Attributes: embedding_model (BaseEmbedding): Embedding model used to generate vector embeddings. storage (BaseVectorStorage): Vector storage to query. unstructured_modules (UnstructuredIO): A module for parsing files and URLs and chunking content based on specified parameters.
init
Initializes the retriever class with an optional embedding model.
Parameters:
- embedding_model (Optional[BaseEmbedding]): The embedding model instance.

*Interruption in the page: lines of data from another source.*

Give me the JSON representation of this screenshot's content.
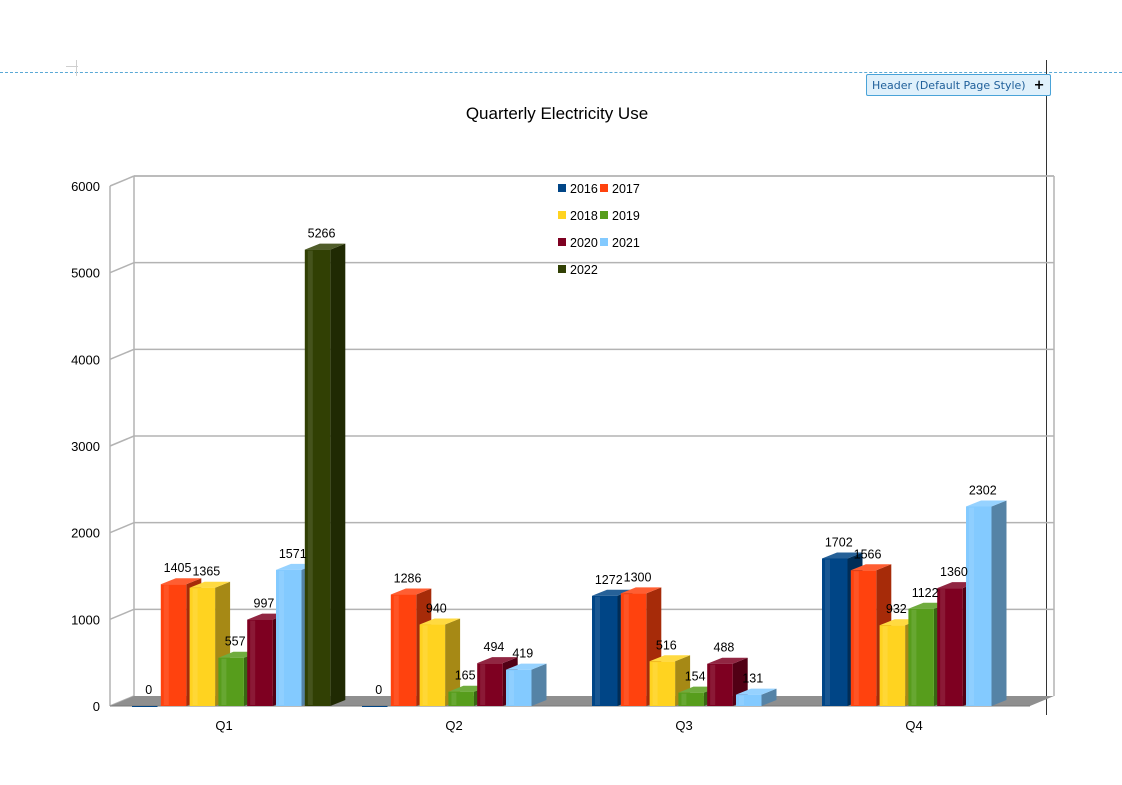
{
  "header_button": {
    "label": "Header (Default Page Style)",
    "plus": "+"
  },
  "chart_data": {
    "type": "bar",
    "style": "3d-clustered",
    "title": "Quarterly Electricity Use",
    "xlabel": "",
    "ylabel": "",
    "categories": [
      "Q1",
      "Q2",
      "Q3",
      "Q4"
    ],
    "ylim": [
      0,
      6000
    ],
    "yticks": [
      0,
      1000,
      2000,
      3000,
      4000,
      5000,
      6000
    ],
    "grid": true,
    "legend_position": "top-center",
    "series": [
      {
        "name": "2016",
        "color": "#004586",
        "values": [
          0,
          0,
          1272,
          1702
        ]
      },
      {
        "name": "2017",
        "color": "#ff420e",
        "values": [
          1405,
          1286,
          1300,
          1566
        ]
      },
      {
        "name": "2018",
        "color": "#ffd320",
        "values": [
          1365,
          940,
          516,
          932
        ]
      },
      {
        "name": "2019",
        "color": "#579d1c",
        "values": [
          557,
          165,
          154,
          1122
        ]
      },
      {
        "name": "2020",
        "color": "#7e0021",
        "values": [
          997,
          494,
          488,
          1360
        ]
      },
      {
        "name": "2021",
        "color": "#83caff",
        "values": [
          1571,
          419,
          131,
          2302
        ]
      },
      {
        "name": "2022",
        "color": "#314004",
        "values": [
          5266,
          null,
          null,
          null
        ]
      }
    ]
  }
}
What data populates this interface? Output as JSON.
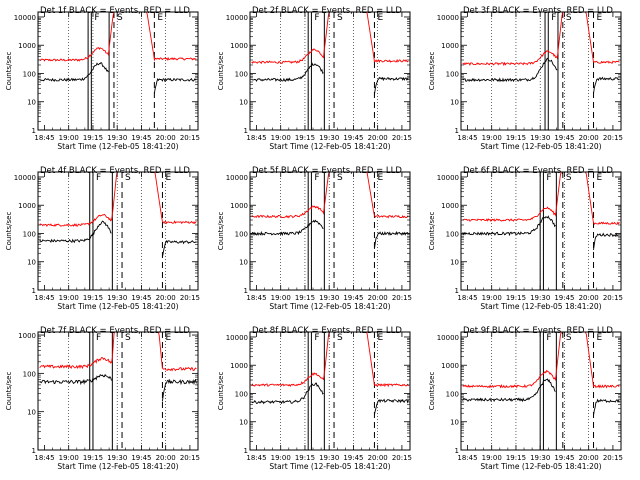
{
  "figure": {
    "xlabel": "Start Time (12-Feb-05 18:41:20)",
    "ylabel": "Counts/sec",
    "x_ticks": [
      "18:45",
      "19:00",
      "19:15",
      "19:30",
      "19:45",
      "20:00",
      "20:15"
    ],
    "y_ticks": [
      "1",
      "10",
      "100",
      "1000",
      "10000"
    ],
    "marker_labels": [
      "F",
      "S",
      "E"
    ]
  },
  "colors": {
    "events": "#000000",
    "lld": "#ff0000"
  },
  "chart_data": [
    {
      "title": "Det 1f BLACK = Events, RED = LLD",
      "type": "line",
      "xlim": [
        "18:41",
        "20:20"
      ],
      "ylim": [
        1,
        15000
      ],
      "yscale": "log",
      "events_base": 60,
      "events_peak": 230,
      "events_after": 60,
      "lld_base": 300,
      "lld_peak": 800,
      "lld_after": 330,
      "saturated": true,
      "vlines_solid": [
        "19:12",
        "19:14",
        "19:25"
      ],
      "vlines_dashed": [
        "19:28",
        "19:53"
      ],
      "vlines_dotted": [
        "19:00",
        "19:15",
        "19:30",
        "19:45",
        "20:00"
      ]
    },
    {
      "title": "Det 2f BLACK = Events, RED = LLD",
      "type": "line",
      "xlim": [
        "18:41",
        "20:20"
      ],
      "ylim": [
        1,
        15000
      ],
      "yscale": "log",
      "events_base": 60,
      "events_peak": 220,
      "events_after": 65,
      "lld_base": 250,
      "lld_peak": 700,
      "lld_after": 280,
      "saturated": true,
      "vlines_solid": [
        "19:17",
        "19:19",
        "19:27"
      ],
      "vlines_dashed": [
        "19:33",
        "19:58"
      ],
      "vlines_dotted": [
        "19:00",
        "19:15",
        "19:30",
        "19:45",
        "20:00"
      ]
    },
    {
      "title": "Det 3f BLACK = Events, RED = LLD",
      "type": "line",
      "xlim": [
        "18:41",
        "20:20"
      ],
      "ylim": [
        1,
        15000
      ],
      "yscale": "log",
      "events_base": 60,
      "events_peak": 320,
      "events_after": 65,
      "lld_base": 220,
      "lld_peak": 600,
      "lld_after": 250,
      "saturated": true,
      "vlines_solid": [
        "19:33",
        "19:35",
        "19:41"
      ],
      "vlines_dashed": [
        "19:44",
        "20:03"
      ],
      "vlines_dotted": [
        "19:00",
        "19:15",
        "19:30",
        "19:45",
        "20:00"
      ]
    },
    {
      "title": "Det 4f BLACK = Events, RED = LLD",
      "type": "line",
      "xlim": [
        "18:41",
        "20:20"
      ],
      "ylim": [
        1,
        15000
      ],
      "yscale": "log",
      "events_base": 55,
      "events_peak": 250,
      "events_after": 50,
      "lld_base": 200,
      "lld_peak": 450,
      "lld_after": 250,
      "saturated": true,
      "vlines_solid": [
        "19:13",
        "19:15",
        "19:27"
      ],
      "vlines_dashed": [
        "19:33",
        "19:58"
      ],
      "vlines_dotted": [
        "19:00",
        "19:15",
        "19:30",
        "19:45",
        "20:00"
      ]
    },
    {
      "title": "Det 5f BLACK = Events, RED = LLD",
      "type": "line",
      "xlim": [
        "18:41",
        "20:20"
      ],
      "ylim": [
        1,
        15000
      ],
      "yscale": "log",
      "events_base": 100,
      "events_peak": 280,
      "events_after": 100,
      "lld_base": 400,
      "lld_peak": 900,
      "lld_after": 400,
      "saturated": true,
      "vlines_solid": [
        "19:17",
        "19:19",
        "19:27"
      ],
      "vlines_dashed": [
        "19:33",
        "19:58"
      ],
      "vlines_dotted": [
        "19:00",
        "19:15",
        "19:30",
        "19:45",
        "20:00"
      ]
    },
    {
      "title": "Det 6f BLACK = Events, RED = LLD",
      "type": "line",
      "xlim": [
        "18:41",
        "20:20"
      ],
      "ylim": [
        1,
        15000
      ],
      "yscale": "log",
      "events_base": 100,
      "events_peak": 400,
      "events_after": 90,
      "lld_base": 300,
      "lld_peak": 800,
      "lld_after": 230,
      "saturated": true,
      "vlines_solid": [
        "19:30",
        "19:32",
        "19:40"
      ],
      "vlines_dashed": [
        "19:44",
        "20:03"
      ],
      "vlines_dotted": [
        "19:00",
        "19:15",
        "19:30",
        "19:45",
        "20:00"
      ]
    },
    {
      "title": "Det 7f BLACK = Events, RED = LLD",
      "type": "line",
      "xlim": [
        "18:41",
        "20:20"
      ],
      "ylim": [
        1,
        1200
      ],
      "yscale": "log",
      "events_base": 60,
      "events_peak": 90,
      "events_after": 60,
      "lld_base": 150,
      "lld_peak": 250,
      "lld_after": 130,
      "saturated": true,
      "vlines_solid": [
        "19:13",
        "19:15",
        "19:27"
      ],
      "vlines_dashed": [
        "19:33",
        "19:58"
      ],
      "vlines_dotted": [
        "19:00",
        "19:15",
        "19:30",
        "19:45",
        "20:00"
      ]
    },
    {
      "title": "Det 8f BLACK = Events, RED = LLD",
      "type": "line",
      "xlim": [
        "18:41",
        "20:20"
      ],
      "ylim": [
        1,
        15000
      ],
      "yscale": "log",
      "events_base": 50,
      "events_peak": 220,
      "events_after": 55,
      "lld_base": 200,
      "lld_peak": 500,
      "lld_after": 200,
      "saturated": true,
      "vlines_solid": [
        "19:17",
        "19:19",
        "19:27"
      ],
      "vlines_dashed": [
        "19:33",
        "19:58"
      ],
      "vlines_dotted": [
        "19:00",
        "19:15",
        "19:30",
        "19:45",
        "20:00"
      ]
    },
    {
      "title": "Det 9f BLACK = Events, RED = LLD",
      "type": "line",
      "xlim": [
        "18:41",
        "20:20"
      ],
      "ylim": [
        1,
        15000
      ],
      "yscale": "log",
      "events_base": 60,
      "events_peak": 300,
      "events_after": 55,
      "lld_base": 180,
      "lld_peak": 600,
      "lld_after": 180,
      "saturated": true,
      "vlines_solid": [
        "19:30",
        "19:32",
        "19:40"
      ],
      "vlines_dashed": [
        "19:44",
        "20:03"
      ],
      "vlines_dotted": [
        "19:00",
        "19:15",
        "19:30",
        "19:45",
        "20:00"
      ]
    }
  ]
}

Defaults to
OpenAIEmbedding
if not provided. - storage (BaseVectorStorage): Vector storage to query.
process
Processes content from local file path, remote URL, string
content, Element object, or a binary file object, divides it into
chunks by using Unstructured IO
, and stores their embeddings in the
specified vector storage.
Parameters:
- content (Union[str, Element, IO[bytes]]): Local file path, remote URL, string content, Element object, or a binary file object.
- chunk_type (str): Type of chunking going to apply. Defaults to “chunk_by_title”.
- max_characters (int): Max number of characters in each chunk. Defaults to
500
. - embed_batch (int): Size of batch for embeddings. Defaults to
50
. (default: 50) - should_chunk (bool): If True, divide the content into chunks, otherwise skip chunking. Defaults to True.
- extra_info (Optional[dict]): Extra information to be added to the payload. Defaults to None.
- metadata_filename (Optional[str]): The metadata filename to be used for storing metadata. Defaults to None. **kwargs (Any): Additional keyword arguments for content parsing.
query
Executes a query in vector storage and compiles the retrieved results into a dictionary.
Parameters:
- query (str): Query string for information retriever.
- similarity_threshold (float, optional): The similarity threshold for filtering results. Defaults to
DEFAULT_SIMILARITY_THRESHOLD
. - top_k (int, optional): The number of top results to return during retriever. Must be a positive integer. Defaults to
DEFAULT_TOP_K_RESULTS
.
Returns:
List[Dict[str, Any]]: Concatenated list of the query results.